Physical Symptoms After a Relationship Ends:
For example, you may:
- Wake up as they make coffee in the kitchen
- Automatically make two servings of everything you cook or make
- Get hungry just as they get home from work
- Feel thirsty when you hear your partner pouring a drink because you know they’re making one for you too
- Become naturally sleepy when you lie next to them as they read in bed
- Feel a little more energized when your partner is with you
- Have a bath earlier than you did when you were single so your partner can use the shower after you
- Stop eating late-night snacks so you can go to bed earlier at the same time as your partner
- Become less stressed out when you get home from work thanks to a hug from your partner
In a breakup, a massive part of your routine life vanishes quickly and suddenly, and everything you regulated as part of your life with your partner is now no longer present. At the same time, you are filled with negative emotions surrounding the breakup, making it harder to adjust to the dramatically shifting routine.
Breakups hurt because there’s so much you have to change about your life and adapt to. Of course, all of that is in addition to an already bad emotional state. You have to change your routine, so you wake up earlier to make coffee now. You have trouble sleeping because your former partner isn’t there to signal bedtime with their routine. You’ll no longer have something that helped you de-stress from work. You catch yourself cooking two servings of food without thinking about it.

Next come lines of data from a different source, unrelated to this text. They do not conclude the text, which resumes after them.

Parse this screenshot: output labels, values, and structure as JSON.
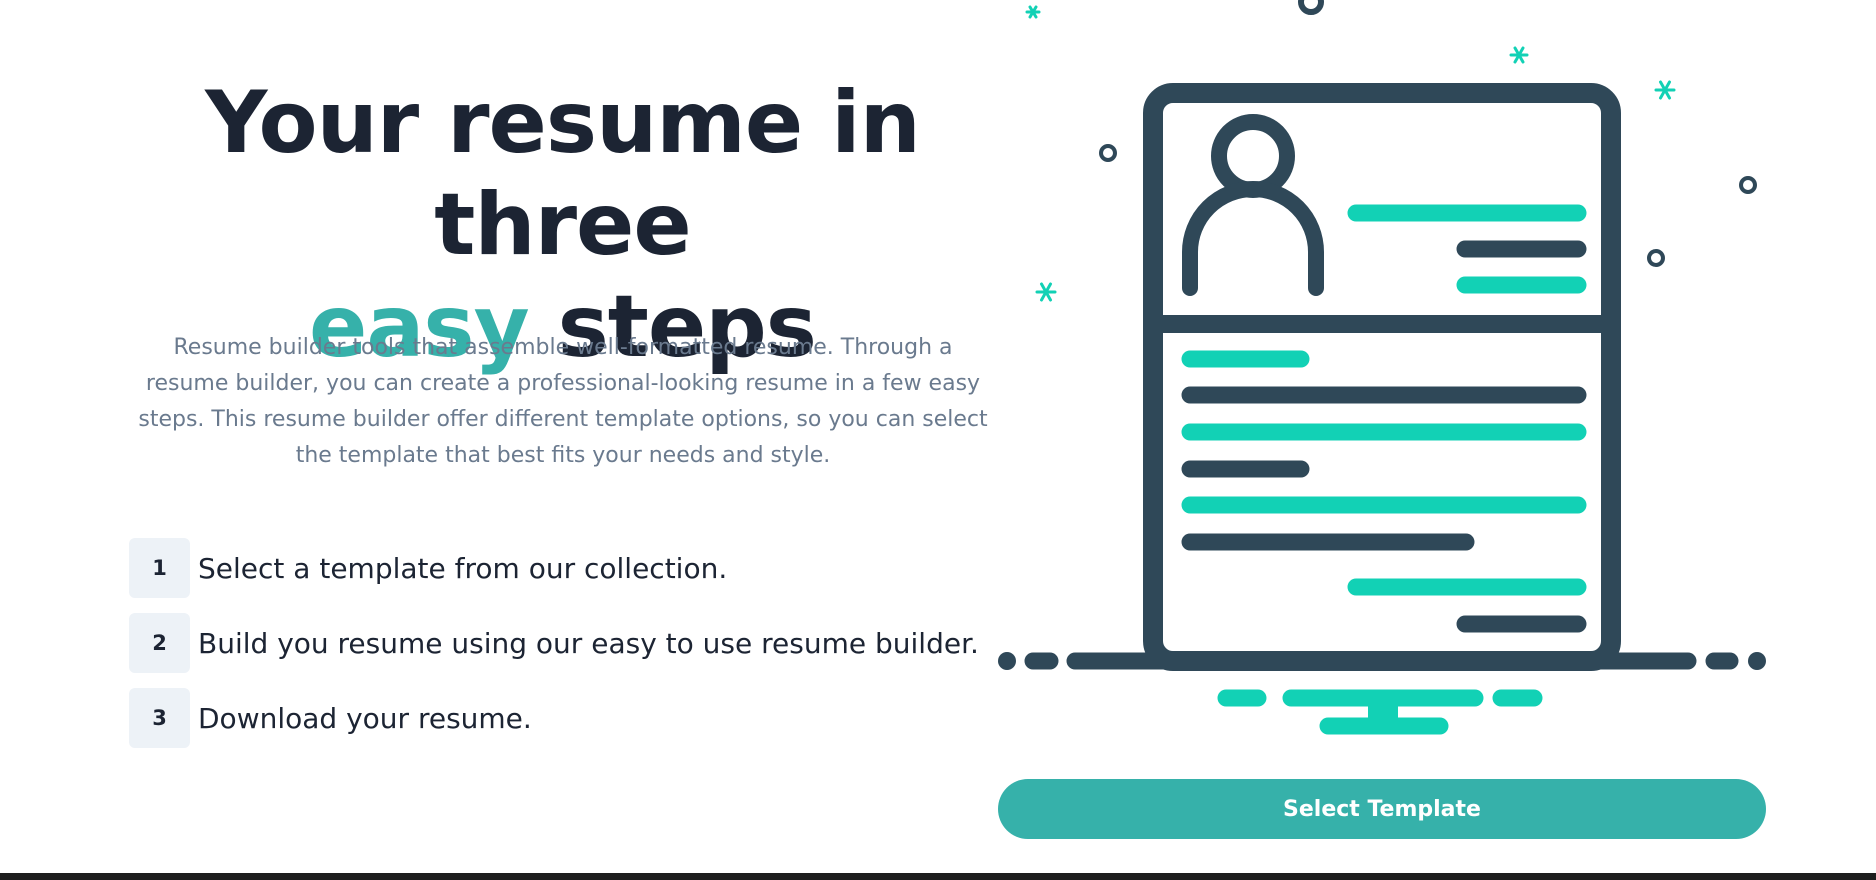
{
  "hero": {
    "title_line1": "Your resume in three",
    "title_accent": "easy",
    "title_rest": "steps",
    "description": "Resume builder tools that assemble well-formatted resume. Through a resume builder, you can create a professional-looking resume in a few easy steps. This resume builder offer different template options, so you can select the template that best fits your needs and style."
  },
  "steps": [
    {
      "number": "1",
      "text": "Select a template from our collection."
    },
    {
      "number": "2",
      "text": "Build you resume using our easy to use resume builder."
    },
    {
      "number": "3",
      "text": "Download your resume."
    }
  ],
  "cta": {
    "label": "Select Template"
  },
  "illustration": {
    "icon": "resume-document-illustration",
    "colors": {
      "dark": "#2f4858",
      "accent": "#12d1b5"
    }
  },
  "colors": {
    "heading": "#1c2433",
    "accent": "#36b1aa",
    "body_text": "#6a7a8e",
    "step_badge_bg": "#edf2f7",
    "button_bg": "#36b1aa",
    "button_text": "#ffffff"
  }
}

It certainly doesn’t help that all these changes to your routine are evident and palpable, so you’re constantly reminded by your partner in all aspects. Both the physical changes and emotional pain take a further toll on your physical health as your body struggles to adapt. No wonder a breakup is so hard to heal from!
4. Your Future Plans Change
In committed relationships, your plans begin to shape with your partner’s inclusion. Even newly committed relationships involve some degree of this; you may plan to attend an event later that year with your partner.

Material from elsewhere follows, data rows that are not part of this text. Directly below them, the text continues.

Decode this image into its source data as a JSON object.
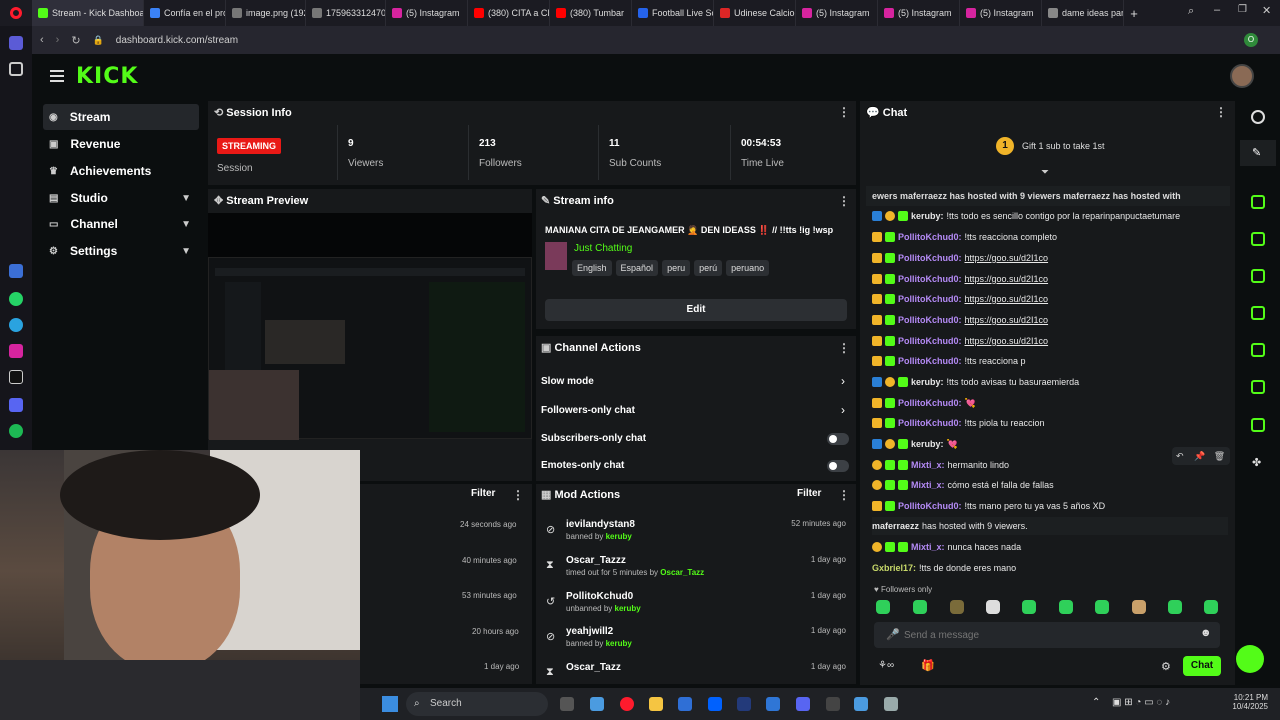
{
  "browser": {
    "tabs": [
      "Stream - Kick Dashboard",
      "Confía en el proc",
      "image.png (1920",
      "175963312470-5",
      "(5) Instagram",
      "(380) CITA a CIEG",
      "(380) Tumbar",
      "Football Live Sco",
      "Udinese Calcio",
      "(5) Instagram",
      "(5) Instagram",
      "(5) Instagram",
      "dame ideas para"
    ],
    "url": "dashboard.kick.com/stream",
    "profile_initial": "O"
  },
  "brand": {
    "logo": "KICK",
    "accent": "#53fc18"
  },
  "nav": [
    {
      "label": "Stream",
      "icon": "stream-icon",
      "active": true
    },
    {
      "label": "Revenue",
      "icon": "revenue-icon"
    },
    {
      "label": "Achievements",
      "icon": "trophy-icon"
    },
    {
      "label": "Studio",
      "icon": "studio-icon",
      "expand": true
    },
    {
      "label": "Channel",
      "icon": "channel-icon",
      "expand": true
    },
    {
      "label": "Settings",
      "icon": "gear-icon",
      "expand": true
    }
  ],
  "session": {
    "title": "Session Info",
    "status": "STREAMING",
    "status_label": "Session",
    "stats": [
      {
        "value": "9",
        "label": "Viewers"
      },
      {
        "value": "213",
        "label": "Followers"
      },
      {
        "value": "11",
        "label": "Sub Counts"
      },
      {
        "value": "00:54:53",
        "label": "Time Live"
      }
    ]
  },
  "preview": {
    "title": "Stream Preview"
  },
  "stream_info": {
    "title": "Stream info",
    "stream_title": "MANIANA CITA DE JEANGAMER 🤦 DEN IDEASS ‼️ // !!tts !ig !wsp",
    "category": "Just Chatting",
    "tags": [
      "English",
      "Español",
      "peru",
      "perú",
      "peruano"
    ],
    "edit_label": "Edit"
  },
  "channel_actions": {
    "title": "Channel Actions",
    "items": [
      "Slow mode",
      "Followers-only chat",
      "Subscribers-only chat",
      "Emotes-only chat"
    ]
  },
  "activity": {
    "filter_label": "Filter",
    "times": [
      "24 seconds ago",
      "40 minutes ago",
      "53 minutes ago",
      "20 hours ago",
      "1 day ago"
    ]
  },
  "mod_actions": {
    "title": "Mod Actions",
    "filter_label": "Filter",
    "rows": [
      {
        "name": "ievilandystan8",
        "detail": "banned by",
        "by": "keruby",
        "time": "52 minutes ago"
      },
      {
        "name": "Oscar_Tazzz",
        "detail": "timed out for 5 minutes by",
        "by": "Oscar_Tazz",
        "time": "1 day ago"
      },
      {
        "name": "PollitoKchud0",
        "detail": "unbanned by",
        "by": "keruby",
        "time": "1 day ago"
      },
      {
        "name": "yeahjwill2",
        "detail": "banned by",
        "by": "keruby",
        "time": "1 day ago"
      },
      {
        "name": "Oscar_Tazz",
        "detail": "",
        "by": "",
        "time": "1 day ago"
      }
    ]
  },
  "chat": {
    "title": "Chat",
    "gift_count": "1",
    "gift_text": "Gift 1 sub to take 1st",
    "ticker": "ewers  maferraezz has hosted with 9 viewers   maferraezz has hosted with",
    "messages": [
      {
        "user": "keruby:",
        "text": "!tts todo es sencillo contigo por la reparinpanpuctaetumare",
        "color": "#e8e8e8"
      },
      {
        "user": "PollitoKchud0:",
        "text": "!tts reacciona completo",
        "color": "#b48af5"
      },
      {
        "user": "PollitoKchud0:",
        "text": "https://goo.su/d2I1co",
        "color": "#b48af5",
        "link": true
      },
      {
        "user": "PollitoKchud0:",
        "text": "https://goo.su/d2I1co",
        "color": "#b48af5",
        "link": true
      },
      {
        "user": "PollitoKchud0:",
        "text": "https://goo.su/d2I1co",
        "color": "#b48af5",
        "link": true
      },
      {
        "user": "PollitoKchud0:",
        "text": "https://goo.su/d2I1co",
        "color": "#b48af5",
        "link": true
      },
      {
        "user": "PollitoKchud0:",
        "text": "https://goo.su/d2I1co",
        "color": "#b48af5",
        "link": true
      },
      {
        "user": "PollitoKchud0:",
        "text": "!tts reacciona p",
        "color": "#b48af5"
      },
      {
        "user": "keruby:",
        "text": "!tts todo avisas tu basuraemierda",
        "color": "#e8e8e8"
      },
      {
        "user": "PollitoKchud0:",
        "text": "💘",
        "color": "#b48af5"
      },
      {
        "user": "PollitoKchud0:",
        "text": "!tts piola tu reaccion",
        "color": "#b48af5"
      },
      {
        "user": "keruby:",
        "text": "💘",
        "color": "#e8e8e8"
      },
      {
        "user": "Mixti_x:",
        "text": "hermanito lindo",
        "color": "#b48af5"
      },
      {
        "user": "Mixti_x:",
        "text": "cómo está el falla de fallas",
        "color": "#b48af5"
      },
      {
        "user": "PollitoKchud0:",
        "text": "!tts mano pero tu ya vas 5 años XD",
        "color": "#b48af5"
      },
      {
        "user": "maferraezz",
        "text": "has hosted with 9 viewers.",
        "color": "#e8e8e8"
      },
      {
        "user": "Mixti_x:",
        "text": "nunca haces nada",
        "color": "#b48af5"
      },
      {
        "user": "Gxbriel17:",
        "text": "!tts de donde eres mano",
        "color": "#c8d96a"
      }
    ],
    "followers_only": "Followers only",
    "input_placeholder": "Send a message",
    "send_label": "Chat"
  },
  "taskbar": {
    "search_label": "Search",
    "time": "10:21 PM",
    "date": "10/4/2025"
  }
}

But in long-term, long-lived relationships, this extends to substantial life changes. You decide what city you want to live in, how many kids you want to have, and what your lives will look like in the next five or even ten years. Those thoughts no longer apply, and you have to remove them from your plans. You may even have shared assets that you thought you could rely on, and now you may have to give them up.
And, of course, even the most balanced relationships must involve compromise and some degree of sacrifice. Maybe you gave up living in your dream city because you knew you’d have a better life with your partner’s job in a different town. Now, you might regret that decision. And that gets worse in unbalanced or unhealthy relationships – maybe you’ve always reached the short end of the stick, giving up on your future wants for your partner.
It’s reasonable to be anxious about the future even when your relationship is entirely secure and healthy, and you have everything planned well. So, naturally, anxiety peaks even further when all of that gets called into question, and you’re left floundering with an uncertain future after a breakup. Healing is difficult after a breakup because you have to confront the reality that the future you envisioned may be completely different now.
Final Thoughts on Some Reasons Why It’s Difficult to Heal After a Breakup
Healing after a breakup is difficult and painful, but it’s not impossible. You can and will heal. Whether you want to date again in the future or not doesn’t matter. What’s important is that you’ll feel okay again, and it won’t hurt anymore. Hold onto the knowledge that things will be OK, and you will find recovery waiting for you in your future.